The KTH division of speech music and hearing are working on making a Swedish Wav2Vec2 model.

Our first step will be to use the multi-language-model to fine-tune on Swedish voices / transcriptions to make a Swedish Speech to Text model.

You are welcome to help out, this thread might also be useful for people working on similar tasks in another language.



I’ve added most of :hugs:'s Wav2Vec2 code and I’m more than happy to help at fine-tuning the multi-language checkpoint for Swedish. So feel free to tag me in this thread for any questions you might have.

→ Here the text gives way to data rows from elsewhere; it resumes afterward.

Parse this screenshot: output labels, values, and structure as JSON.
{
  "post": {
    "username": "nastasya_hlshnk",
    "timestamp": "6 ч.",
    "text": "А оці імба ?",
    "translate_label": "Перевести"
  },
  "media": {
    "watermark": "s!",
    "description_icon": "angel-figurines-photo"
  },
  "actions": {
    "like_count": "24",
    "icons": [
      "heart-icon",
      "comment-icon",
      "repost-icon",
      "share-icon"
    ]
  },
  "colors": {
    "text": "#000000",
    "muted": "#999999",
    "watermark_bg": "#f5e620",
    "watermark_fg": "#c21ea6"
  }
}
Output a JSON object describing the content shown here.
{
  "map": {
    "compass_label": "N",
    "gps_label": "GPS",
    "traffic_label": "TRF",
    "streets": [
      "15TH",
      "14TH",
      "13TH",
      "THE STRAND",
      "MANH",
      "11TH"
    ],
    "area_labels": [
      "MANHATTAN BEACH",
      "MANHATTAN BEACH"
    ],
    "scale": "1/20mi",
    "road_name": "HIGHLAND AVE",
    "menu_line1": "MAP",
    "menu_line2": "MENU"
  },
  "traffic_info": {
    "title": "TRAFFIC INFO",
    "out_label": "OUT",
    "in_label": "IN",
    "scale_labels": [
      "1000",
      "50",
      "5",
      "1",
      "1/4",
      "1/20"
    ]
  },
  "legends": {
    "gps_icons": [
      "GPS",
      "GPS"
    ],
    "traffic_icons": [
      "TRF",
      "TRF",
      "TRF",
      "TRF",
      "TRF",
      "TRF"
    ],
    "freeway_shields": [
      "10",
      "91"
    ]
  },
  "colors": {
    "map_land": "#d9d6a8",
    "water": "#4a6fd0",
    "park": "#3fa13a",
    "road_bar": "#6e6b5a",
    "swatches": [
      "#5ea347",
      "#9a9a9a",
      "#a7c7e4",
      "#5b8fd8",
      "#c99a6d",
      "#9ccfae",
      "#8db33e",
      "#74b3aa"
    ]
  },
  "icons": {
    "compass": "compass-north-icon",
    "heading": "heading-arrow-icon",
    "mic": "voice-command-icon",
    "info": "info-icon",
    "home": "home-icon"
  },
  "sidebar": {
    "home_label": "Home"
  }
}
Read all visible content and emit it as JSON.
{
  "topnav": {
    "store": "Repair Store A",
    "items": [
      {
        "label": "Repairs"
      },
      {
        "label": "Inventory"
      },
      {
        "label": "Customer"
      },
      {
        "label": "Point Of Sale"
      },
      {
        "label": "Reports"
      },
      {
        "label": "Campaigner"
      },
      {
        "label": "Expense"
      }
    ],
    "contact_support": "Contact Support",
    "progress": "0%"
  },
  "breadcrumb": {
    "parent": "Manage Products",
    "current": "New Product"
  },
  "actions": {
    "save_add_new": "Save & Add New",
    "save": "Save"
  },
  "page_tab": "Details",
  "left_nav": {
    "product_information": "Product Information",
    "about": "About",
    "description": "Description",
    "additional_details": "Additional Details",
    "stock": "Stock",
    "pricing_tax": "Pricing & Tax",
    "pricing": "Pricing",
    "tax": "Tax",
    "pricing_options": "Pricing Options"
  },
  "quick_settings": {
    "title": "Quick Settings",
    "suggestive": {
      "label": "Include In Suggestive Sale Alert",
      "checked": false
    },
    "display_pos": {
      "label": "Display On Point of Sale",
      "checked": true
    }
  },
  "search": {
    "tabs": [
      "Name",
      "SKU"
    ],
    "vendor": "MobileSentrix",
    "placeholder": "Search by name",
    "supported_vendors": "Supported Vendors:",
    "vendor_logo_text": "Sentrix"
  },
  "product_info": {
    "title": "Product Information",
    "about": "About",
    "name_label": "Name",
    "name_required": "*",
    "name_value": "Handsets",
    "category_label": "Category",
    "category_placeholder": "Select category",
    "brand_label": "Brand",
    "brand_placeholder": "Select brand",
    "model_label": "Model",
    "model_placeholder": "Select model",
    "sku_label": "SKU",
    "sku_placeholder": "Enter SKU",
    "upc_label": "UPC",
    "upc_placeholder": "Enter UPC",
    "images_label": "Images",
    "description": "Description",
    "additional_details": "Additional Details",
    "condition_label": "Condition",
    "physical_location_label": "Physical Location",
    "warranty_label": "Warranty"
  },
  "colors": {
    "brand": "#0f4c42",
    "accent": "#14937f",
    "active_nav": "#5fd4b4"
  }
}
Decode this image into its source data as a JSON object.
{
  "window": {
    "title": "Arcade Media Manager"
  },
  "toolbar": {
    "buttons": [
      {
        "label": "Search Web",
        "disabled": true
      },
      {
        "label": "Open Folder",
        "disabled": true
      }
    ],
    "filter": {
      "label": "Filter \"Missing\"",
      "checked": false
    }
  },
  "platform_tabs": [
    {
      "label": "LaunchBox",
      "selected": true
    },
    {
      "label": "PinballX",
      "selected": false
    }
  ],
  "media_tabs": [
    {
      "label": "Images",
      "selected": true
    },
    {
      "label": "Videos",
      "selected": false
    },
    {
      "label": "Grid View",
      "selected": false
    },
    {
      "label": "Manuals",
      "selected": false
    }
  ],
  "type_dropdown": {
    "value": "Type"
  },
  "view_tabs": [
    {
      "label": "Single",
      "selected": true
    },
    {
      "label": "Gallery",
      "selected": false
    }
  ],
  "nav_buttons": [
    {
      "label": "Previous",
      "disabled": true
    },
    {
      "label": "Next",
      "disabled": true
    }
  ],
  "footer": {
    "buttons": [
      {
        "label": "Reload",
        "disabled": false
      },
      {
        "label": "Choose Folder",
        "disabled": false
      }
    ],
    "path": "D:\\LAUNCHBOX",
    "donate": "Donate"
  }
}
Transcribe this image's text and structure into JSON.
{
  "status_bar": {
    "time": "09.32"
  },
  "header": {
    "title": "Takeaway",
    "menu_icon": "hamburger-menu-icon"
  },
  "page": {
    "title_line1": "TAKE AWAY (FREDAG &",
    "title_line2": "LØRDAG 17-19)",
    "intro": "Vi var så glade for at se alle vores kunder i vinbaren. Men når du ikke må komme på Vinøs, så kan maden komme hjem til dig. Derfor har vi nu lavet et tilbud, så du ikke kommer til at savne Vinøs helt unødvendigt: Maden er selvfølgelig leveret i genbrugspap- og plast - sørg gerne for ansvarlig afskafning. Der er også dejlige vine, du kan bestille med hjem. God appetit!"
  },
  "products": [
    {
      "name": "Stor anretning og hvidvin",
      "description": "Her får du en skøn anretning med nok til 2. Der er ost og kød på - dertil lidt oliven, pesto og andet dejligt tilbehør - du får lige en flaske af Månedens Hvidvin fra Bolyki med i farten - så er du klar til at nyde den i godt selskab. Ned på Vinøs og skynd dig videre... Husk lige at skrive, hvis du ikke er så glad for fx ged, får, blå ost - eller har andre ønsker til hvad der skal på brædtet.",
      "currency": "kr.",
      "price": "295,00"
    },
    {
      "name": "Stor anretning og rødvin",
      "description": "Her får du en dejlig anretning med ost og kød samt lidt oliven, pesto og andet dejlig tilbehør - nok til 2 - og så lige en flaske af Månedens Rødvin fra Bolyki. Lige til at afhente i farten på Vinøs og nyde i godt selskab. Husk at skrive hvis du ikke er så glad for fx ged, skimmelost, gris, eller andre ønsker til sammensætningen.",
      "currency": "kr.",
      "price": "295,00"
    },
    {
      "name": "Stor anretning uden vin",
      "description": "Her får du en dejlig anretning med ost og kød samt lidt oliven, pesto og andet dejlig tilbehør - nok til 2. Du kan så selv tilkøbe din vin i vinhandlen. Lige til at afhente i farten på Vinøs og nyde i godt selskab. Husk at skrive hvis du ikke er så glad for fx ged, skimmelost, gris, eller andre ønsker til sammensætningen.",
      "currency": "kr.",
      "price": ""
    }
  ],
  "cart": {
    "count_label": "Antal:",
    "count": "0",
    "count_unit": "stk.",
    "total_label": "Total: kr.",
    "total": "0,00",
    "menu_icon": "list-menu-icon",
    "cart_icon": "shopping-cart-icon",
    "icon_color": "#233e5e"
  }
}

Also, I’m planning on releasing an in-detail notebook about fine-tuning Wav2Vec2 in a couple of days, which I’ll link here.


hi @patrickvonplaten I too am also interested in fine-tuning wav2vec2ctc and would be interested in the notebook. thank you!


Checking on when this notebook would be ready for us mere mortals. :slight_smile:

The notebook/blog was released last week

Fine-Tune Wav2Vec2-base on TIMIT Fine-Tune Wav2Vec2 for English ASR in Hugging Face with 🤗 Transformers
Fine-Tune XLSR-Wav2Vec2-large on Common Voice
Fine-Tune XLSR-Wav2Vec2 for low-resource ASR with 🤗 Transformers


@patrickvonplaten @valhalla thanks!
This is very good news!
It’s a simple step into speech recognition.

This event: [Open-to-the-community] XLSR-Wav2Vec2 Fine-Tuning Week for Low-Resource Languages might be interesting for you as well!